コンタクトグループ:対応措置に関するフォーラム及び作業計画(SBI/SBSTA):SBI議長のAmena YauvoliとSBSTA議長のLidia Wojtalは、Delano Verwey(オランダ)とEduardo Calvo(ペルー)を共同進行役とするコンタクトグループ会合を開催し、決定書草案を議論した。米国は、この文書は更なる審議が必要であるとし、ADPでの交渉が進行中であることから、米国は「決定書を採択する立場にない(in a position to adopt the decision text)」と発言した。

EUは、この文書は異なるビジョンの橋渡しをしようとするものだと指摘したが、その一方でこの問題に関するパリでの全ての議論がどのようにまとめられるのかを知る必要があるとの認識を示した。G-77/中国の立場で発言したアルゼンチン、アフリカングループの立場で発言したガーナ、そしてサウジアラビアは、この項目をADPと結び付けることに対し、懸念を表明し、シンガポールは、決定書草案ではプレ2020年の措置に焦点を当てることを提案した。
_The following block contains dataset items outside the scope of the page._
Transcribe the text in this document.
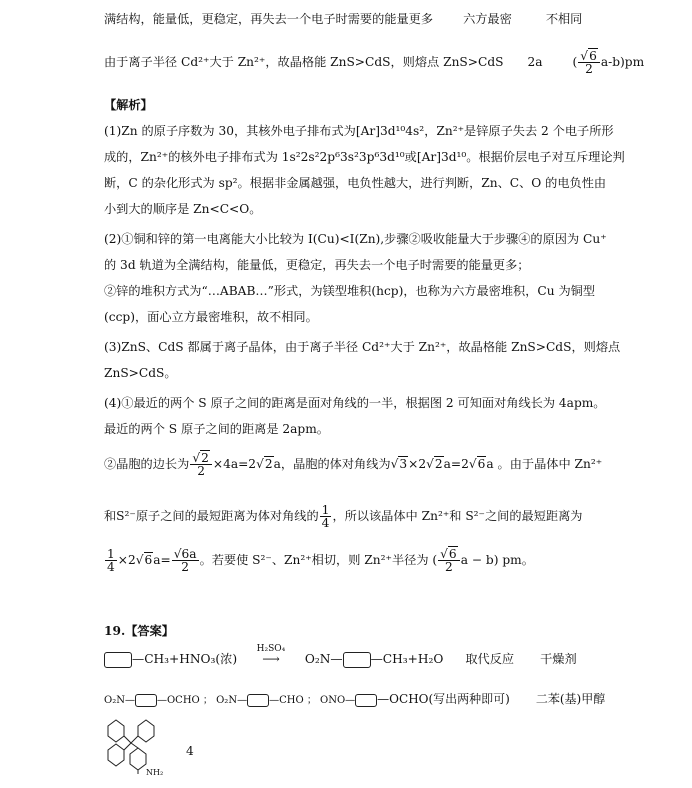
满结构，能量低，更稳定，再失去一个电子时需要的能量更多 六方最密	不相同
由于离子半径 Cd²⁺大于 Zn²⁺，故晶格能 ZnS>CdS，则熔点 ZnS>CdS 2a ( $\frac{√6}{2} a-b)pm$
【解析】
(1)Zn 的原子序数为 30，其核外电子排布式为[Ar]3d¹⁰4s²，Zn²⁺是锌原子失去 2 个电子所形
成的，Zn²⁺的核外电子排布式为 1s²2s²2p⁶3s²3p⁶3d¹⁰或[Ar]3d¹⁰。根据价层电子对互斥理论判
断，C 的杂化形式为 sp²。根据非金属越强，电负性越大，进行判断，Zn、C、O 的电负性由
小到大的顺序是 Zn<C<O。
(2)①铜和锌的第一电离能大小比较为 I(Cu)<I(Zn),步骤②吸收能量大于步骤④的原因为 Cu⁺
的 3d 轨道为全满结构，能量低，更稳定，再失去一个电子时需要的能量更多；
②锌的堆积方式为“…ABAB…”形式，为镁型堆积(hcp)，也称为六方最密堆积，Cu 为铜型
(ccp)，面心立方最密堆积，故不相同。
(3)ZnS、CdS 都属于离子晶体，由于离子半径 Cd²⁺大于 Zn²⁺，故晶格能 ZnS>CdS，则熔点
ZnS>CdS。
(4)①最近的两个 S 原子之间的距离是面对角线的一半，根据图 2 可知面对角线长为 4apm。
最近的两个 S 原子之间的距离是 2apm。
②晶胞的边长为 $\frac{√2}{2} \times 4a=2√2a$，晶胞的体对角线为√3×2√2a=2√6a 。由于晶体中 Zn²⁺
和S²⁻原子之间的最短距离为体对角线的 $\frac{1}{4}$ ，所以该晶体中 Zn²⁺和 S²⁻之间的最短距离为
$\frac{1}{4} \times 2√6a= \frac{√6a}{2}$ 。若要使 S²⁻、Zn²⁺相切，则 Zn²⁺半径为 ( $\frac{√6}{2}$ a − b) pm。
19.【答案】
—CH₃+HNO₃(浓)
H₂SO₄
⟶ O₂N— —CH₃+H₂O 取代反应 干燥剂
O₂N— —OCHO ； O₂N— —CHO ； ONO— —OCHO(写出两种即可) 二苯(基)甲醇
NH₂
4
EUは、プレ2020年の焦点はこの文書には示されていないと述べた。締約国は非公式協議での審議継続で合意した。

廊下にて

第3日目、パリ会議は本格的に始動し、交渉担当者はホール6の中に姿を消し、多数の同時進行の「非公式の非公式会議」に参加した。参加者は、ADPでの作業以外にも、条約で進められている作業に関心を振り向けていた。資金に関する昼食会議では、COP、SBSTA、SCF、ADPなど異なる組織で資金に関しどのような議論が行われており、それが相互にどう関係しているかを見極めようとしていた。ベテランのオブザーバーは、この会議は有用だったと述べたが、別なものは今後の道筋を明確にしてほしかったと述べた。

ADPでは、多数のものが前向きな精神を得て、意見集約の分野がようやく実現しようとしていると感じていた。これと同時に、一部のものは、進み方の遅さやADPコンタクトグループでの緊迫したとも思える雰囲気にうろたえ、だれもが間近に迫ったADP終了日に注目していた。

夕方のADP進捗状況報告会合が閉会する中、多数のものは未だに議論しなければならない文章が多数残っていることを懸念し、ある締約国は、「来週までに出したいと希望していたものを出せない可能性があることを考える時がきた」と述べた。第2週の作業モードに関する正式協議が始まる中、一部のオブザーバーは、未だに、文書を次に回す前にADPでの進展を実証できるとの望みを抱いていた。